We’ve been living with Dr. Anthony Fauci for over three months. What have we learned about the man whose opinion has steered the bulk of the U.S. COVID-19 response?
We know he’s a doctor and scientist. He’s also a longtime bureaucrat. Fauci was appointed Director of the National Institute of Allergy and Infectious Diseases (NIAID) in 1984. The NIAID is a subset of the National Institutes of Health (NIH), one of 27 institutes under the NIH umbrella.
Fauci has held the position for 37 years, more than three times longer than any of his predecessors. Despite several offers to move up to higher positions, such as heading the NIH, he has stayed put. To put that in context, he got the job he holds now as a 43 year-old man. He will be 80 in December.

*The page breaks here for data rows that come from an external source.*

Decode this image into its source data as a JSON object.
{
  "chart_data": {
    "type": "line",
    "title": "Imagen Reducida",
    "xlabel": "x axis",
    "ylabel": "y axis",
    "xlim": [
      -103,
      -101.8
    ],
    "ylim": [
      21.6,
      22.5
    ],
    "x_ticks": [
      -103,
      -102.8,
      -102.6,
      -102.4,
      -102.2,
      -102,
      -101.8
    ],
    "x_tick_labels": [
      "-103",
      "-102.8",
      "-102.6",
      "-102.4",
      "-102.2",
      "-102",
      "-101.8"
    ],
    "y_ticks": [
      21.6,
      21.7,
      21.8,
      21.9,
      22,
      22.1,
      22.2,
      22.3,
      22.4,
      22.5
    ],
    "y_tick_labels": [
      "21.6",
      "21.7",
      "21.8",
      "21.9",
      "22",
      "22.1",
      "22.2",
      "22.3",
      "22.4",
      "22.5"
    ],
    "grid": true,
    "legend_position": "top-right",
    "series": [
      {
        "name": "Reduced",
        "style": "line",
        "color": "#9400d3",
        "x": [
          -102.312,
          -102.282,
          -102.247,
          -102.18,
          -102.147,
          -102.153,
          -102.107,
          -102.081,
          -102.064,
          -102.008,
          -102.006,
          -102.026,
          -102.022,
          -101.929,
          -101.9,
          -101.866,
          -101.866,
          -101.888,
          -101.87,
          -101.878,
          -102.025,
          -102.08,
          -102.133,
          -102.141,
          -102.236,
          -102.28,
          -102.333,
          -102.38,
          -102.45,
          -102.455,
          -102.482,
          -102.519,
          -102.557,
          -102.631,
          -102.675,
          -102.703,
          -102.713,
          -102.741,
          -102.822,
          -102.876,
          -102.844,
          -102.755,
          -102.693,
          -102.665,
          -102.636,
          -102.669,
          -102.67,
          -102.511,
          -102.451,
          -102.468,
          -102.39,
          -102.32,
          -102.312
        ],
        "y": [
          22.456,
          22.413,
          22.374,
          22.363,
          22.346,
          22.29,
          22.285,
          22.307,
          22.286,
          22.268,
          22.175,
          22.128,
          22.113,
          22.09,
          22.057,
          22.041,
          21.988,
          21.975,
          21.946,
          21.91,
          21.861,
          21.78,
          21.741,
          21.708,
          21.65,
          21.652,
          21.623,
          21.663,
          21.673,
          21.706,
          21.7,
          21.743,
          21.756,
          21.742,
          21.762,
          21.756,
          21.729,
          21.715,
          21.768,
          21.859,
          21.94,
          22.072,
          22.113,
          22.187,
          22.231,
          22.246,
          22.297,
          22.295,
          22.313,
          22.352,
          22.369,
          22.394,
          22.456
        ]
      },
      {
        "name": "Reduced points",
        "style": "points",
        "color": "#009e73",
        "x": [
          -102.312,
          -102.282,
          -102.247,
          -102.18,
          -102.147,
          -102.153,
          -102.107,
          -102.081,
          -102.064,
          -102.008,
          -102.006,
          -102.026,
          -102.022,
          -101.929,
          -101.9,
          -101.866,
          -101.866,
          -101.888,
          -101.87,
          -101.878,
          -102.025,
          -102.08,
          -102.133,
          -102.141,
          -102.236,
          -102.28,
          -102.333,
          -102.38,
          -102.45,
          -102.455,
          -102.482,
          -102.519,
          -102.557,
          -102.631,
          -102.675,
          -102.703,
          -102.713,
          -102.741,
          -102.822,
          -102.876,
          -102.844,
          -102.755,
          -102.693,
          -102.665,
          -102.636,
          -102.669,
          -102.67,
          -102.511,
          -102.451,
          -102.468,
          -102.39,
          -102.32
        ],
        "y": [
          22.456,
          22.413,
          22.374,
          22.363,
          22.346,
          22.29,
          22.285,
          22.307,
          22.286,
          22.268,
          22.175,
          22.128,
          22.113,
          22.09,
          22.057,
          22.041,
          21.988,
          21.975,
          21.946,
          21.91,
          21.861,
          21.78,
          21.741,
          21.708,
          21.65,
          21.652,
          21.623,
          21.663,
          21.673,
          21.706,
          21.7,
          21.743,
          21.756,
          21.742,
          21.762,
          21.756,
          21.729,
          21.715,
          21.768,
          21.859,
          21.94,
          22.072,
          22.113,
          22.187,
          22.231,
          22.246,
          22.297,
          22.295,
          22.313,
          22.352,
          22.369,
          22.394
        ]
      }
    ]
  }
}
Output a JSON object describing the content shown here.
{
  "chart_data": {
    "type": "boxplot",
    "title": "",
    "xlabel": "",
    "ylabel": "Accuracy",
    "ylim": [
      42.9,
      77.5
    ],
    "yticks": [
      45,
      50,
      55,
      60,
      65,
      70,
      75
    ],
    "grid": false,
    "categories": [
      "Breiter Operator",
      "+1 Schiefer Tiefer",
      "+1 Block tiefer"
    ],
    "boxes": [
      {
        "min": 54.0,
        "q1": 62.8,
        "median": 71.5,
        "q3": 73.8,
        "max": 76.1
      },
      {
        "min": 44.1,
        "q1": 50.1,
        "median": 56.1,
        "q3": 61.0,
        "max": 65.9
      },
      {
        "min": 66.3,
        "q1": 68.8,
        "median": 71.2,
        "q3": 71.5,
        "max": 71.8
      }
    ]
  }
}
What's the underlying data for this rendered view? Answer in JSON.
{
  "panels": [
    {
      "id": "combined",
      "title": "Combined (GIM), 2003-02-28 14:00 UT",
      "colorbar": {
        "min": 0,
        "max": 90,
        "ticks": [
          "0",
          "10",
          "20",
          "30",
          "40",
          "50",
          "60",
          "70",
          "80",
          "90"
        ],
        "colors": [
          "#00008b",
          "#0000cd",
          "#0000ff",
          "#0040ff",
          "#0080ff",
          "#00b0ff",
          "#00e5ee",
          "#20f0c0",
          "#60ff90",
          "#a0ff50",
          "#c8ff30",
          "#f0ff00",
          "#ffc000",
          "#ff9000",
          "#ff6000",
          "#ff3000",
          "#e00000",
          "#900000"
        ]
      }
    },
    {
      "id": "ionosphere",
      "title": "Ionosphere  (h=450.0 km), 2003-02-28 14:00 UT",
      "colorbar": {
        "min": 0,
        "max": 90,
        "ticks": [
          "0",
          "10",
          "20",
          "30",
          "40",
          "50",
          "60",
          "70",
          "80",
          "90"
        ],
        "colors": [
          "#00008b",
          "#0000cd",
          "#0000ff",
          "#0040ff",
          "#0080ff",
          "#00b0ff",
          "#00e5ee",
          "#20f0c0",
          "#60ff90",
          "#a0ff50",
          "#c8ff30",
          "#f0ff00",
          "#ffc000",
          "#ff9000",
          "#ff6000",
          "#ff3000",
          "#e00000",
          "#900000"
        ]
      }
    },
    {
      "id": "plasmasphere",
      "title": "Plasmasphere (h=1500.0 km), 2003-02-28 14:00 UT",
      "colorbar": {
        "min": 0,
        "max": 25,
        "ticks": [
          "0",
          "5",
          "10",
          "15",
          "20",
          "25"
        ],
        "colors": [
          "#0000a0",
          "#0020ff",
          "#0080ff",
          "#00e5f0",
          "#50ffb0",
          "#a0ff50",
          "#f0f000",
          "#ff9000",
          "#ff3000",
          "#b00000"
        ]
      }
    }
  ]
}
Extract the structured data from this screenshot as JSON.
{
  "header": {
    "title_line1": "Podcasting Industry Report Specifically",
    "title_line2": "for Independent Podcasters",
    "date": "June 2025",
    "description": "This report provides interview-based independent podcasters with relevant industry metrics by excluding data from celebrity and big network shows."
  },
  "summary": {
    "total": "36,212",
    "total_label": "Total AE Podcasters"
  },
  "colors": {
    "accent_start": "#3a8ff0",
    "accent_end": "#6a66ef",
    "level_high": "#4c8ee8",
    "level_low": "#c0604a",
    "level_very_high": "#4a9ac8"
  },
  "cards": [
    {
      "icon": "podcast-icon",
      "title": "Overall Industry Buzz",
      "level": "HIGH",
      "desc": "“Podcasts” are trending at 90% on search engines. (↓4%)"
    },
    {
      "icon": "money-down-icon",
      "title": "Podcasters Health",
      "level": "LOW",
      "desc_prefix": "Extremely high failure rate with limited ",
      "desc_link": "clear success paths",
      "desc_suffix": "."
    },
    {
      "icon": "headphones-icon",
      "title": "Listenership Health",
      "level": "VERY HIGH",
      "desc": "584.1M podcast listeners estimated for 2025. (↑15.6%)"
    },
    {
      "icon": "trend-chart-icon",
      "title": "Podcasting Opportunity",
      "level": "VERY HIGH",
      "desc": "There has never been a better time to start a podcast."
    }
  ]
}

It would seem that he enjoys the freedoms and power the position affords him. Fauci has grown the NIAID budget from just under $320 million in 1984 to nearly $3 billion last year. He has done so in a methodical manner that consists of five steps:
- Identify a disease or syndrome
- Request funds to study the disease
- Build labs to study the disease
- Study the disease
- Don’t cure the disease, but create new drugs to treat it
As the saying goes, there’s no money in the cure, and Fauci is no dummy. He graduated at the top of his class in medical school at Cornell before interning at New York Hospital-Cornell Medical Center, then in 1968, he joined the NIH where he rose quickly through the ranks. He has worked under the NIH umbrella through ten presidential administrations.